The figure above shows the situation of equilibrium at less than full employment level. Actual equilibrium, OLE, is short of full employment equilibrium, OLE. Thus, the distance OLF to OLE measures unemployment. This is called involuntary unemployment, a situation at which people are willing to work but do not find jobs.

This unemployment, according to Keynes, is due to the deficiency of aggregate demand. This unemployment can be removed by stimu­lating aggregate demand. Aggregate demand is the sum total of consumption and invest­ment demand or expenditures in the economy. By raising consumption expenditure, the level of employment can be raised.

But there is a limit to consumption expenditure. So what is needed is the raising of (private) investment demand. Anyway, an increase in consump­tion demand and investment demand will raise the level of employment in the economy.

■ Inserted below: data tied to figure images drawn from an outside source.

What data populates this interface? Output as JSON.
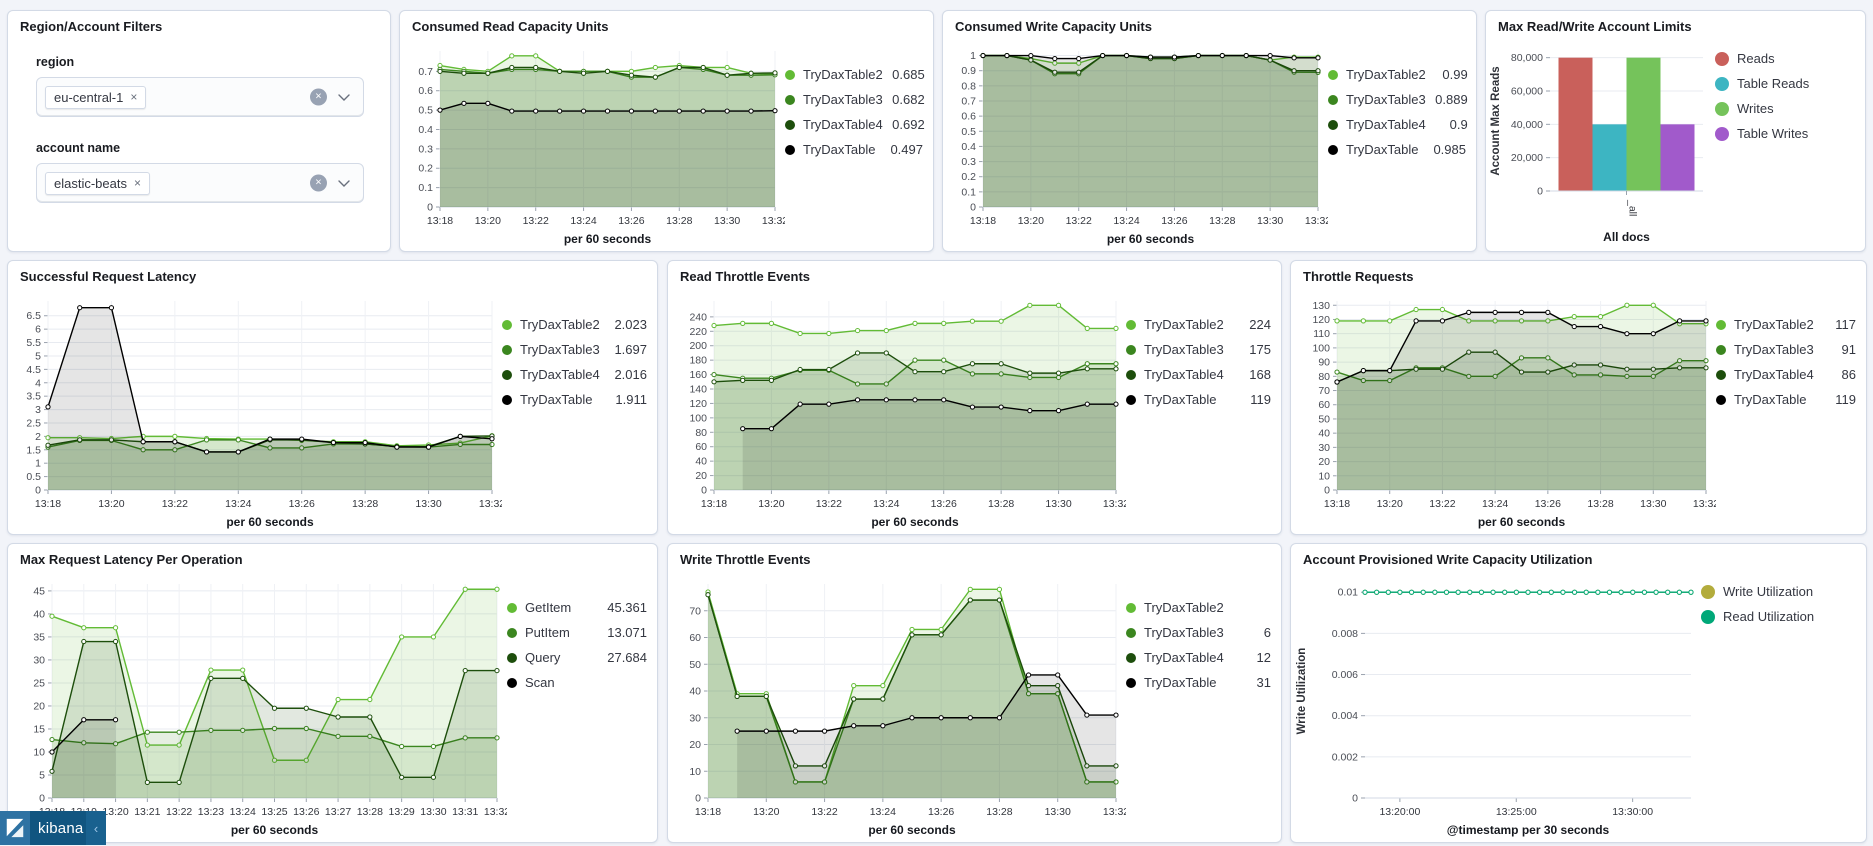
{
  "app": {
    "logo_text": "kibana",
    "collapse_icon": "‹"
  },
  "filters_panel": {
    "title": "Region/Account Filters",
    "region_label": "region",
    "region_value": "eu-central-1",
    "region_remove": "×",
    "account_label": "account name",
    "account_value": "elastic-beats",
    "account_remove": "×",
    "clear_icon": "×"
  },
  "chart_data": [
    {
      "type": "line",
      "title": "Consumed Read Capacity Units",
      "xlabel": "per 60 seconds",
      "x_categories": [
        "13:18",
        "13:19",
        "13:20",
        "13:21",
        "13:22",
        "13:23",
        "13:24",
        "13:25",
        "13:26",
        "13:27",
        "13:28",
        "13:29",
        "13:30",
        "13:31",
        "13:32"
      ],
      "x_tick_every": 2,
      "y_ticks": [
        0,
        0.1,
        0.2,
        0.3,
        0.4,
        0.5,
        0.6,
        0.7
      ],
      "ylim": [
        0,
        0.805
      ],
      "grid": true,
      "legend_position": "right",
      "series": [
        {
          "name": "TryDaxTable2",
          "legend_value": "0.685",
          "color": "#62bb35",
          "values": [
            0.73,
            0.71,
            0.7,
            0.78,
            0.78,
            0.7,
            0.7,
            0.7,
            0.7,
            0.72,
            0.73,
            0.72,
            0.72,
            0.69,
            0.685
          ]
        },
        {
          "name": "TryDaxTable3",
          "legend_value": "0.682",
          "color": "#3b861f",
          "values": [
            0.71,
            0.7,
            0.69,
            0.71,
            0.71,
            0.7,
            0.7,
            0.7,
            0.67,
            0.67,
            0.72,
            0.71,
            0.68,
            0.68,
            0.682
          ]
        },
        {
          "name": "TryDaxTable4",
          "legend_value": "0.692",
          "color": "#1d4e0c",
          "values": [
            0.7,
            0.69,
            0.69,
            0.72,
            0.72,
            0.7,
            0.69,
            0.7,
            0.68,
            0.67,
            0.72,
            0.72,
            0.68,
            0.69,
            0.692
          ]
        },
        {
          "name": "TryDaxTable",
          "legend_value": "0.497",
          "color": "#000000",
          "values": [
            0.5,
            0.535,
            0.535,
            0.495,
            0.495,
            0.495,
            0.495,
            0.495,
            0.495,
            0.495,
            0.495,
            0.495,
            0.495,
            0.495,
            0.497
          ]
        }
      ]
    },
    {
      "type": "line",
      "title": "Consumed Write Capacity Units",
      "xlabel": "per 60 seconds",
      "x_categories": [
        "13:18",
        "13:19",
        "13:20",
        "13:21",
        "13:22",
        "13:23",
        "13:24",
        "13:25",
        "13:26",
        "13:27",
        "13:28",
        "13:29",
        "13:30",
        "13:31",
        "13:32"
      ],
      "x_tick_every": 2,
      "y_ticks": [
        0,
        0.1,
        0.2,
        0.3,
        0.4,
        0.5,
        0.6,
        0.7,
        0.8,
        0.9,
        1
      ],
      "ylim": [
        0,
        1.03
      ],
      "grid": true,
      "legend_position": "right",
      "series": [
        {
          "name": "TryDaxTable2",
          "legend_value": "0.99",
          "color": "#62bb35",
          "values": [
            1,
            1,
            0.98,
            0.95,
            0.95,
            1,
            1,
            0.99,
            0.99,
            1,
            1,
            1,
            0.97,
            0.99,
            0.99
          ]
        },
        {
          "name": "TryDaxTable3",
          "legend_value": "0.889",
          "color": "#3b861f",
          "values": [
            1,
            1,
            0.97,
            0.88,
            0.88,
            1,
            1,
            0.98,
            0.98,
            1,
            1,
            1,
            0.97,
            0.89,
            0.889
          ]
        },
        {
          "name": "TryDaxTable4",
          "legend_value": "0.9",
          "color": "#1d4e0c",
          "values": [
            1,
            1,
            0.97,
            0.89,
            0.89,
            1,
            1,
            0.98,
            0.98,
            1,
            1,
            1,
            0.97,
            0.9,
            0.9
          ]
        },
        {
          "name": "TryDaxTable",
          "legend_value": "0.985",
          "color": "#000000",
          "values": [
            1,
            1,
            1,
            0.98,
            0.98,
            1,
            1,
            0.99,
            0.99,
            1,
            1,
            1,
            1,
            0.985,
            0.985
          ]
        }
      ]
    },
    {
      "type": "bar",
      "title": "Max Read/Write Account Limits",
      "ylabel": "Account Max Reads",
      "categories": [
        "_all"
      ],
      "category_group_label": "All docs",
      "y_ticks": [
        0,
        20000,
        40000,
        60000,
        80000
      ],
      "y_tick_labels": [
        "0",
        "20,000",
        "40,000",
        "60,000",
        "80,000"
      ],
      "ylim": [
        0,
        84000
      ],
      "legend_position": "right",
      "series": [
        {
          "name": "Reads",
          "color": "#c9605b",
          "value": 80000
        },
        {
          "name": "Table Reads",
          "color": "#3db5c2",
          "value": 40000
        },
        {
          "name": "Writes",
          "color": "#75c35b",
          "value": 80000
        },
        {
          "name": "Table Writes",
          "color": "#a15acb",
          "value": 40000
        }
      ]
    },
    {
      "type": "line",
      "title": "Successful Request Latency",
      "xlabel": "per 60 seconds",
      "x_categories": [
        "13:18",
        "13:19",
        "13:20",
        "13:21",
        "13:22",
        "13:23",
        "13:24",
        "13:25",
        "13:26",
        "13:27",
        "13:28",
        "13:29",
        "13:30",
        "13:31",
        "13:32"
      ],
      "x_tick_every": 2,
      "y_ticks": [
        0,
        0.5,
        1,
        1.5,
        2,
        2.5,
        3,
        3.5,
        4,
        4.5,
        5,
        5.5,
        6,
        6.5
      ],
      "ylim": [
        0,
        7.05
      ],
      "grid": true,
      "legend_position": "right",
      "series": [
        {
          "name": "TryDaxTable2",
          "legend_value": "2.023",
          "color": "#62bb35",
          "values": [
            1.95,
            1.95,
            1.92,
            2.0,
            2.0,
            1.92,
            1.9,
            1.9,
            1.85,
            1.8,
            1.8,
            1.65,
            1.68,
            1.75,
            2.023
          ]
        },
        {
          "name": "TryDaxTable3",
          "legend_value": "1.697",
          "color": "#3b861f",
          "values": [
            1.6,
            1.85,
            1.85,
            1.5,
            1.5,
            1.87,
            1.87,
            1.57,
            1.57,
            1.72,
            1.72,
            1.62,
            1.6,
            1.7,
            1.697
          ]
        },
        {
          "name": "TryDaxTable4",
          "legend_value": "2.016",
          "color": "#1d4e0c",
          "values": [
            1.67,
            1.87,
            1.87,
            1.8,
            1.8,
            1.42,
            1.42,
            1.87,
            1.87,
            1.77,
            1.72,
            1.62,
            1.62,
            2.0,
            2.016
          ]
        },
        {
          "name": "TryDaxTable",
          "legend_value": "1.911",
          "color": "#000000",
          "values": [
            3.1,
            6.8,
            6.8,
            1.8,
            1.8,
            1.42,
            1.42,
            1.9,
            1.9,
            1.77,
            1.77,
            1.6,
            1.6,
            2.0,
            1.911
          ]
        }
      ]
    },
    {
      "type": "line",
      "title": "Read Throttle Events",
      "xlabel": "per 60 seconds",
      "x_categories": [
        "13:18",
        "13:19",
        "13:20",
        "13:21",
        "13:22",
        "13:23",
        "13:24",
        "13:25",
        "13:26",
        "13:27",
        "13:28",
        "13:29",
        "13:30",
        "13:31",
        "13:32"
      ],
      "x_tick_every": 2,
      "y_ticks": [
        0,
        20,
        40,
        60,
        80,
        100,
        120,
        140,
        160,
        180,
        200,
        220,
        240
      ],
      "ylim": [
        0,
        262
      ],
      "grid": true,
      "legend_position": "right",
      "series": [
        {
          "name": "TryDaxTable2",
          "legend_value": "224",
          "color": "#62bb35",
          "values": [
            228,
            231,
            231,
            217,
            217,
            221,
            221,
            231,
            231,
            234,
            234,
            256,
            256,
            224,
            224
          ]
        },
        {
          "name": "TryDaxTable3",
          "legend_value": "175",
          "color": "#3b861f",
          "values": [
            160,
            155,
            155,
            166,
            166,
            147,
            147,
            180,
            180,
            161,
            161,
            156,
            156,
            175,
            175
          ]
        },
        {
          "name": "TryDaxTable4",
          "legend_value": "168",
          "color": "#1d4e0c",
          "values": [
            150,
            152,
            152,
            167,
            167,
            190,
            190,
            164,
            164,
            175,
            175,
            162,
            162,
            168,
            168
          ]
        },
        {
          "name": "TryDaxTable",
          "legend_value": "119",
          "color": "#000000",
          "values": [
            null,
            85,
            85,
            119,
            119,
            125,
            125,
            125,
            125,
            115,
            115,
            110,
            110,
            119,
            119
          ]
        }
      ]
    },
    {
      "type": "line",
      "title": "Throttle Requests",
      "xlabel": "per 60 seconds",
      "x_categories": [
        "13:18",
        "13:19",
        "13:20",
        "13:21",
        "13:22",
        "13:23",
        "13:24",
        "13:25",
        "13:26",
        "13:27",
        "13:28",
        "13:29",
        "13:30",
        "13:31",
        "13:32"
      ],
      "x_tick_every": 2,
      "y_ticks": [
        0,
        10,
        20,
        30,
        40,
        50,
        60,
        70,
        80,
        90,
        100,
        110,
        120,
        130
      ],
      "ylim": [
        0,
        133
      ],
      "grid": true,
      "legend_position": "right",
      "series": [
        {
          "name": "TryDaxTable2",
          "legend_value": "117",
          "color": "#62bb35",
          "values": [
            119,
            119,
            119,
            127,
            127,
            119,
            119,
            119,
            119,
            122,
            122,
            130,
            130,
            117,
            117
          ]
        },
        {
          "name": "TryDaxTable3",
          "legend_value": "91",
          "color": "#3b861f",
          "values": [
            83,
            77,
            77,
            86,
            86,
            80,
            80,
            93,
            93,
            81,
            81,
            80,
            80,
            91,
            91
          ]
        },
        {
          "name": "TryDaxTable4",
          "legend_value": "86",
          "color": "#1d4e0c",
          "values": [
            76,
            84,
            84,
            85,
            85,
            97,
            97,
            83,
            83,
            88,
            88,
            85,
            85,
            86,
            86
          ]
        },
        {
          "name": "TryDaxTable",
          "legend_value": "119",
          "color": "#000000",
          "values": [
            76,
            84,
            84,
            119,
            119,
            125,
            125,
            125,
            125,
            115,
            115,
            110,
            110,
            119,
            119
          ]
        }
      ]
    },
    {
      "type": "line",
      "title": "Max Request Latency Per Operation",
      "xlabel": "per 60 seconds",
      "x_categories": [
        "13:18",
        "13:19",
        "13:20",
        "13:21",
        "13:22",
        "13:23",
        "13:24",
        "13:25",
        "13:26",
        "13:27",
        "13:28",
        "13:29",
        "13:30",
        "13:31",
        "13:32"
      ],
      "x_tick_every": 1,
      "y_ticks": [
        0,
        5,
        10,
        15,
        20,
        25,
        30,
        35,
        40,
        45
      ],
      "ylim": [
        0,
        46.5
      ],
      "grid": true,
      "legend_position": "right",
      "series": [
        {
          "name": "GetItem",
          "legend_value": "45.361",
          "color": "#62bb35",
          "values": [
            39.5,
            37,
            37,
            11.5,
            11.5,
            27.8,
            27.8,
            8.2,
            8.2,
            21.4,
            21.4,
            35,
            35,
            45.361,
            45.361
          ]
        },
        {
          "name": "PutItem",
          "legend_value": "13.071",
          "color": "#3b861f",
          "values": [
            12.7,
            12,
            11.8,
            14.3,
            14.3,
            14.7,
            14.7,
            15.1,
            15.1,
            13.4,
            13.4,
            11.2,
            11.2,
            13.071,
            13.071
          ]
        },
        {
          "name": "Query",
          "legend_value": "27.684",
          "color": "#1d4e0c",
          "values": [
            5.8,
            34,
            34,
            3.4,
            3.4,
            26,
            26,
            19.5,
            19.5,
            17.6,
            17.6,
            4.5,
            4.5,
            27.684,
            27.684
          ]
        },
        {
          "name": "Scan",
          "legend_value": "",
          "color": "#000000",
          "values": [
            10,
            17,
            17,
            null,
            null,
            null,
            null,
            null,
            null,
            null,
            null,
            null,
            null,
            null,
            null
          ]
        }
      ]
    },
    {
      "type": "line",
      "title": "Write Throttle Events",
      "xlabel": "per 60 seconds",
      "x_categories": [
        "13:18",
        "13:19",
        "13:20",
        "13:21",
        "13:22",
        "13:23",
        "13:24",
        "13:25",
        "13:26",
        "13:27",
        "13:28",
        "13:29",
        "13:30",
        "13:31",
        "13:32"
      ],
      "x_tick_every": 2,
      "y_ticks": [
        0,
        10,
        20,
        30,
        40,
        50,
        60,
        70
      ],
      "ylim": [
        0,
        80
      ],
      "grid": true,
      "legend_position": "right",
      "series": [
        {
          "name": "TryDaxTable2",
          "legend_value": "",
          "color": "#62bb35",
          "values": [
            77,
            39,
            39,
            6,
            6,
            42,
            42,
            63,
            63,
            78,
            78,
            39,
            39,
            6,
            6
          ]
        },
        {
          "name": "TryDaxTable3",
          "legend_value": "6",
          "color": "#3b861f",
          "values": [
            76,
            38,
            38,
            6,
            6,
            37,
            37,
            61,
            61,
            74,
            74,
            39,
            39,
            6,
            6
          ]
        },
        {
          "name": "TryDaxTable4",
          "legend_value": "12",
          "color": "#1d4e0c",
          "values": [
            76,
            38,
            38,
            12,
            12,
            37,
            37,
            61,
            61,
            74,
            74,
            42,
            42,
            12,
            12
          ]
        },
        {
          "name": "TryDaxTable",
          "legend_value": "31",
          "color": "#000000",
          "values": [
            null,
            25,
            25,
            25,
            25,
            27,
            27,
            30,
            30,
            30,
            30,
            46,
            46,
            31,
            31
          ]
        }
      ]
    },
    {
      "type": "line",
      "title": "Account Provisioned Write Capacity Utilization",
      "xlabel": "@timestamp per 30 seconds",
      "ylabel": "Write Utilization",
      "x_tick_labels": [
        "13:20:00",
        "13:25:00",
        "13:30:00"
      ],
      "x_tick_positions": [
        0.107,
        0.464,
        0.821
      ],
      "y_ticks": [
        0,
        0.002,
        0.004,
        0.006,
        0.008,
        0.01
      ],
      "y_tick_labels": [
        "0",
        "0.002",
        "0.004",
        "0.006",
        "0.008",
        "0.01"
      ],
      "ylim": [
        0,
        0.0104
      ],
      "grid": false,
      "legend_position": "right",
      "series": [
        {
          "name": "Write Utilization",
          "color": "#b3ac3c",
          "fill_opacity": 0,
          "values": [
            0.01,
            0.01,
            0.01,
            0.01,
            0.01,
            0.01,
            0.01,
            0.01,
            0.01,
            0.01,
            0.01,
            0.01,
            0.01,
            0.01,
            0.01,
            0.01,
            0.01,
            0.01,
            0.01,
            0.01,
            0.01,
            0.01,
            0.01,
            0.01,
            0.01,
            0.01,
            0.01,
            0.01,
            0.01
          ]
        },
        {
          "name": "Read Utilization",
          "color": "#00a878",
          "fill_opacity": 0,
          "values": [
            0.01,
            0.01,
            0.01,
            0.01,
            0.01,
            0.01,
            0.01,
            0.01,
            0.01,
            0.01,
            0.01,
            0.01,
            0.01,
            0.01,
            0.01,
            0.01,
            0.01,
            0.01,
            0.01,
            0.01,
            0.01,
            0.01,
            0.01,
            0.01,
            0.01,
            0.01,
            0.01,
            0.01,
            0.01
          ]
        }
      ]
    }
  ]
}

The point of effective demand has been changed because of the shifting of AD curve from AD to AD1 New effective demand is now given by E1 Corresponding to this point, the equilibrium level of employment is OLF, the level of full employment.

Thus, in Keynes’ theory, unemployment is due to the deficiency of effective demand. Only by stimulating effective demand can a higher level of employment be achieved. However, Keynes goes on arguing that equi­librium level of employment will not neces­sarily be at full employment.

A capitalist economy will always experience underem­ployment equilibrium, an equilibrium situation less than full employment. Full employ­ment, according to Keynes, can never be achieved. In Keynes’ scheme of things, both consumption and investment cannot be raised enough to employ more workforce. Therefore, he recommends the government to come forward and take appropriate action to cure the unemploy­ment problem.

This means that aggregate de­mand is now the sum total of all consumption, investment and government expenditures. It is because of the multiplier effect of both pri­vate investment expenditure and government expenditure, that there will be larger income, output and employment. But equilibrium in the economy will be established at less than full employment situation because of (i) wage rigidity, (ii) interest inelasticity of investment, and (iii) liquidity trap.